Director had battled lung cancer, publicist says
Irvin Kershner, who directed the first “Star Wars” sequel, "The Empire Strikes Back," has died in Los Angeles after a long battle with lung cancer, his publicist said. He was 87.
Kershner, who taught film and photography at George Lucas' alma mater, the University of Southern California, was selected by the "Star Wars" creator to helm the follow-up. He also directed "Never Say Never Again" — the last film in which Sean Connery played James Bond — and "Robocop 2."
He said he was initially taken aback when Lucas, his former student, asked him to direct the sequel to "Star Wars," his out-of-nowhere blockbuster.
"Of all the younger guys around, all the hot shots, why me?" he recalled asking. "I remember he said, 'Well, because you know everything a Hollywood director is supposed to know, but you're not Hollywood.' I liked that."
Kershner's son, David, said the director "never really retired."
"He had a powerful drive to create, whether it be through film, photography, or writing," David Kershner said. "At the time of his death, he was co-writing a Broadway musical entitled 'Djinn' and working on a documentary about his friend Ray Bradbury."
Bradbury said Kershner, widely known as "Kersh," "was an amazing man, a good friend, and I loved him with all my heart."
Kershner studied art and photography, and with 30 years' distance, the vivid colors, unusual cuts, and ample use of miniatures and matte paintings of "Empire" make it feel at times almost like an art film.
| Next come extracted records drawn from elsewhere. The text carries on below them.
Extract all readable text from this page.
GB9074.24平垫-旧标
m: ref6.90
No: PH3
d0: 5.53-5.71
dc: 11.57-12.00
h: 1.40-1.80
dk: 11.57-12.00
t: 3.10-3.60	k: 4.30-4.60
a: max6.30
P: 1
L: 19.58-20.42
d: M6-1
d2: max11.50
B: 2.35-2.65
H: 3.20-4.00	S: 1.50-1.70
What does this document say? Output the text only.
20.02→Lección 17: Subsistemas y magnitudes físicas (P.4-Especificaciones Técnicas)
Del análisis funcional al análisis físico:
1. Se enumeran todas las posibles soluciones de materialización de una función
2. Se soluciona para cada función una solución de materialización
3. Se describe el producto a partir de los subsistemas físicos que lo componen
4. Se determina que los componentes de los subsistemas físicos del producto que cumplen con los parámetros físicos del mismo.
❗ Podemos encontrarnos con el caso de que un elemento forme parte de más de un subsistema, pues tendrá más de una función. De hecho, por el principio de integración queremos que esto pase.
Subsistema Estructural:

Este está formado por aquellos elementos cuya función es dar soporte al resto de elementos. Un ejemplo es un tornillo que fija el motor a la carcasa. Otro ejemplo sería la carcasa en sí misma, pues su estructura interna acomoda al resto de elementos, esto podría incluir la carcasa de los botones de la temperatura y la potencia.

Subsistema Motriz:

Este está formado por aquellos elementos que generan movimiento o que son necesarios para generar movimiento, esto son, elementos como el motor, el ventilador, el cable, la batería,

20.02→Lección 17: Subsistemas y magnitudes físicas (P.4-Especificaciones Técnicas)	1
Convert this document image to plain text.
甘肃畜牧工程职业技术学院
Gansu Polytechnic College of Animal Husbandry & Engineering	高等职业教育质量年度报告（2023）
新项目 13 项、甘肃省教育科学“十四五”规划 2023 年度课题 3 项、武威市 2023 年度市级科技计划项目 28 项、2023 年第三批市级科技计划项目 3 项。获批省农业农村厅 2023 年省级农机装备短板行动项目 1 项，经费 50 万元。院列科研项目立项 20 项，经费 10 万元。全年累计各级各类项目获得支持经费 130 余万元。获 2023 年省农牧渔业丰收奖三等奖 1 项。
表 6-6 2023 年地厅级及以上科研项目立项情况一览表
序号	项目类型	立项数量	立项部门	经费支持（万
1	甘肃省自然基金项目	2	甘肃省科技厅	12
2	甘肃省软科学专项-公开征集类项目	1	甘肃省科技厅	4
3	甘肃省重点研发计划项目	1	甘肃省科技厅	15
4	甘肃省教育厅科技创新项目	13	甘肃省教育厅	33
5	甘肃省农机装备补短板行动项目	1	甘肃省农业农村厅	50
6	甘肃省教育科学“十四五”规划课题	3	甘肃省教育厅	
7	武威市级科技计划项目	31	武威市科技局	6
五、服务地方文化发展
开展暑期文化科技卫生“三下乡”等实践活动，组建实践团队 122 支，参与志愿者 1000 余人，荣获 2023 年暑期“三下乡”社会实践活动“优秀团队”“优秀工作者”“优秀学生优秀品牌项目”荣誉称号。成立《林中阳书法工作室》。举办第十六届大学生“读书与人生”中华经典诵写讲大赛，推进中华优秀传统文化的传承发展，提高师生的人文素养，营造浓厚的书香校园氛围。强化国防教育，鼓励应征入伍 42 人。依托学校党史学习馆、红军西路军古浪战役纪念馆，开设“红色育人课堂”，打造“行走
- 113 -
It is also the "Star Wars" film that many fans argue best combined special effects and emotion, especially in Luke Skywalker's discovery that Darth Vader is his father and the repartee between eventual lovers Han Solo and Princess Leia. "I love you," Leia says as Han is about to be frozen in carbonite. "I know," he says. It is the film's most quoted line, besides one of the most-quoted lines of all: "I am your father."
For all its unusual visuals and flat-our weirdness — or maybe because of them — the film became the highest grossing of 1980. It went on to make more than $290 million and opened the door for "Return of the Jedi" and eventually the three "Star Wars" prequels.
Born in Philadelphia in 1923, Kershner studied music before joining the Air Force as a flight engineer on B-24 bombers during World War II. He then studied art and design at the Tyler School of Fine Arts, part of Temple University, and under artist Hans Hoffman in New York City. He later moved to Los Angeles to study photography and design at the Art Center College of Design and UCLA and to work as a commercial artist. He later studied film and taught photography at USC’s School of Cinema
A job as a still photographer with a State Department film crew in Iran led to documentary work, and from 1953 to 1955 he developed, directed and shot a TV documentary series called “Confidential File.” His first feature film was a Roger Corman-produced crime drama called “Stakeout on Dope Street.” Kershner next directed “The Young Captives” (1959) and “Hoodlum Priest” (1961).
He proved adept at directing all genres, from comedy (1966's “A Fine Madness,” starring Sean Connery" to romantic dramas (1970's “Loving”) to historical adventure (1976's "The Return of the Man Called Horse") to horror (1978's “The Eyes of Laura Mars”).
"Empire" proved his mastery of fantasy/sci-fi and became the lynchpin of the entire "Star Wars" story — turning what could have been a standalone battle between good and evil into a tale of redemption spanning generations.